Talking Point: Losing fish in a barrel

UK Defence Secretary Philip Hammond recently announced to the House of Commons that "low levels of radioactivity" had been detected in the cooling waters at Dounreay, following a nuclear submarine test reactor leak in 2012.

It later emerged that, not only did the MoD choose not to inform either the Scottish Government or the general public of the leak, but according to the SNP, they actually lied openly to residents, telling them it was “business as usual,” “on schedule”, and that there was “little to report” during regular meetings.

The news brought outrage from environmentalists, as well as from the Scottish Government – with Alex Salmond accusing the UK Government of disrespecting Holyrood and the people of Scotland.

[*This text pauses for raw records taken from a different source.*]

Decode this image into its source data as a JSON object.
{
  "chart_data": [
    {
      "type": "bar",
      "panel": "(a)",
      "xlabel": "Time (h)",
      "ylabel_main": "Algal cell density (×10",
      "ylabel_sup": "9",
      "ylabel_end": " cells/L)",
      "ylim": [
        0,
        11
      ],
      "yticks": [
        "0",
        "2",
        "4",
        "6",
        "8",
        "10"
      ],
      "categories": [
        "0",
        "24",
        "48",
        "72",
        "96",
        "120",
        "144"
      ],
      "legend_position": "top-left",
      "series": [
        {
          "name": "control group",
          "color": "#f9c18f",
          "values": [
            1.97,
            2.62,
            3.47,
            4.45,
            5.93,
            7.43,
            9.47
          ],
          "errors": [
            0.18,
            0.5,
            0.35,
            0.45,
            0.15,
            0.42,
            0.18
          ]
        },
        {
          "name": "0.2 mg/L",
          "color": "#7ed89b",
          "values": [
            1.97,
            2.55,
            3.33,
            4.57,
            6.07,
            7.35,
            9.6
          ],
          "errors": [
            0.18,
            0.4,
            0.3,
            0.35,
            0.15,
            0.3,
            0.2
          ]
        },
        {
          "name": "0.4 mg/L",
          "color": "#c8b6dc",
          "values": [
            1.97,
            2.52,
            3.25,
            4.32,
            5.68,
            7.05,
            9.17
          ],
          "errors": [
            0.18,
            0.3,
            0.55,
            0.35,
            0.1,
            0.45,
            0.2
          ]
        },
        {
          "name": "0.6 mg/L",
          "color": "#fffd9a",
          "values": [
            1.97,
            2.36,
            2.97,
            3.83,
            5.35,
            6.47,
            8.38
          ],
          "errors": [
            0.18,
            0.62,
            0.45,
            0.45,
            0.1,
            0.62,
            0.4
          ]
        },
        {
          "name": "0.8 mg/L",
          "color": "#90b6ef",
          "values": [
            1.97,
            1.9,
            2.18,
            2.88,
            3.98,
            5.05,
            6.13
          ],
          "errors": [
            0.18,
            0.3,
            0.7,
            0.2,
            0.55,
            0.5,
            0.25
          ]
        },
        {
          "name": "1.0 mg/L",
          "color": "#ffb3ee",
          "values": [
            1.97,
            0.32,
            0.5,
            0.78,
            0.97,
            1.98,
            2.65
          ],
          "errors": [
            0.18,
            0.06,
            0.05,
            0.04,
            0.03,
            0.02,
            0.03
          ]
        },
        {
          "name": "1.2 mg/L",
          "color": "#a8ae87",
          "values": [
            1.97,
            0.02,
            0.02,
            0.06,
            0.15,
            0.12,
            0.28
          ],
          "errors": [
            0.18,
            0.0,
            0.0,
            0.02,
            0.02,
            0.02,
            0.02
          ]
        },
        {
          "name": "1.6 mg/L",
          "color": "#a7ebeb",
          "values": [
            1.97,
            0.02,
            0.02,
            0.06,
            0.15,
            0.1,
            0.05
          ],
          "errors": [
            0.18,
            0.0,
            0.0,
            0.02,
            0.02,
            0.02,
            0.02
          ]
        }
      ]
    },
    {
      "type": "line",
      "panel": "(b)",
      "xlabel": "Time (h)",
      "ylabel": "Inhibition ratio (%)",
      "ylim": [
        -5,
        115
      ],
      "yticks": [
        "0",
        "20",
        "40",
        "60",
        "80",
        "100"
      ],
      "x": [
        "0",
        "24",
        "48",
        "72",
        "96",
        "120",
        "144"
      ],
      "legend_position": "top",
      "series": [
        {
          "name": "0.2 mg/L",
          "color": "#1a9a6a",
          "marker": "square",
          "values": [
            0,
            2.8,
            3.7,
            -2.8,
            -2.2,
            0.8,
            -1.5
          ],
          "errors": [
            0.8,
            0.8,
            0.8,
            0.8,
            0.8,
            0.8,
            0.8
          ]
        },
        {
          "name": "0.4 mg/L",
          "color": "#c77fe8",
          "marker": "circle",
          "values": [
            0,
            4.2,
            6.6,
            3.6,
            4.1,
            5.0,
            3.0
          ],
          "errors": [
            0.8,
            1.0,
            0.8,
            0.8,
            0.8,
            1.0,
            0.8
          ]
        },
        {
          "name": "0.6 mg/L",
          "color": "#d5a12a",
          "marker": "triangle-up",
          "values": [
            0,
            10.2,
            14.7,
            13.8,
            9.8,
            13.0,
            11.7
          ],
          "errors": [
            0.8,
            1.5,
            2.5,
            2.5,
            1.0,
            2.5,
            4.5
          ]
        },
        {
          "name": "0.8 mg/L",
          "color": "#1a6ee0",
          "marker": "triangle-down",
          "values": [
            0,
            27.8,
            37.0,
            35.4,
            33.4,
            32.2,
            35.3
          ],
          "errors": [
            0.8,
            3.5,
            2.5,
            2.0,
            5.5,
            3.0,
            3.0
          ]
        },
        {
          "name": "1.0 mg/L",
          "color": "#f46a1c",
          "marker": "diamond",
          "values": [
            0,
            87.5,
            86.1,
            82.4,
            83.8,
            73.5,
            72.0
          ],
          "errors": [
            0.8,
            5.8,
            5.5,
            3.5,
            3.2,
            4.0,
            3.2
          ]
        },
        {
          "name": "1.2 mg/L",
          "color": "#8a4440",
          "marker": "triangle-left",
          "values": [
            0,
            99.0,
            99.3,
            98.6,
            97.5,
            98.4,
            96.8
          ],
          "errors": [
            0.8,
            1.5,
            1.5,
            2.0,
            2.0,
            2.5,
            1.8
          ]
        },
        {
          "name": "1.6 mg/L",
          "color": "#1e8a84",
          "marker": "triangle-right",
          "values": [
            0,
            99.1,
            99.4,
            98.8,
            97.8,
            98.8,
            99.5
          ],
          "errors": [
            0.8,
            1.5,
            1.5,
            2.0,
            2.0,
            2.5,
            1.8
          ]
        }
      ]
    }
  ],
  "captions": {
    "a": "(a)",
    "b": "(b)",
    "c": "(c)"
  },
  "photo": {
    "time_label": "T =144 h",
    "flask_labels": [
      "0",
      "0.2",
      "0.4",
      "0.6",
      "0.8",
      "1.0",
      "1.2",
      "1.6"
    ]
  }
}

In fact it is still not at all clear what convinced the MoD to drop the secrecy and make the incident public now.

The leak was small. In fact it measured zero, at a level defined by the International Energy Agency as 'below scale - of no safety significance'.

In terms of actual risk to human health, the danger was minimal, but nuclear meltdowns – like shark attacks or meteor strikes – feed into a widespread human fear, and it is easy to see how the leak drew so much attention.

Contrast this to another announcement – that 154,569 salmon have escaped from a fish farm near Shetland. As jail breaks go – this was a big and extremely embarrassing one.

Farmed salmon are typically more aggressive than their wild cousins and aside from the concern that a gang of prison-tough salmon are prowling the Atlantic bullying the locals, or considering returning to spring their friends, the escape could have serious implications for the marine ecosystem.

Millions of salmon escape from fish farms each year and biologists are increasingly concerned that they are destroying genetic traits evolved in wild populations. They breed faster than wild salmon, but are much less effective at escaping predators. Researchers estimate that around 25 per cent of wild salmon in Scotland’s western Highlands and islands are hybrids.

Trace levels of the banned pesticide DDT has also been discovered in packs of farmed salmon. Farmed fish are sprayed with chemicals to kill off parasites but their food supply can become contaminated by these chemicals, allowing DDT to get into the human food chain.

However, despite the environmental implications of 155,000 drugged up, aggressive, prison-reared salmon terrorising the Atlantic, the news of the escape will not attract much attention.

But make them radioactive and it’s a different story.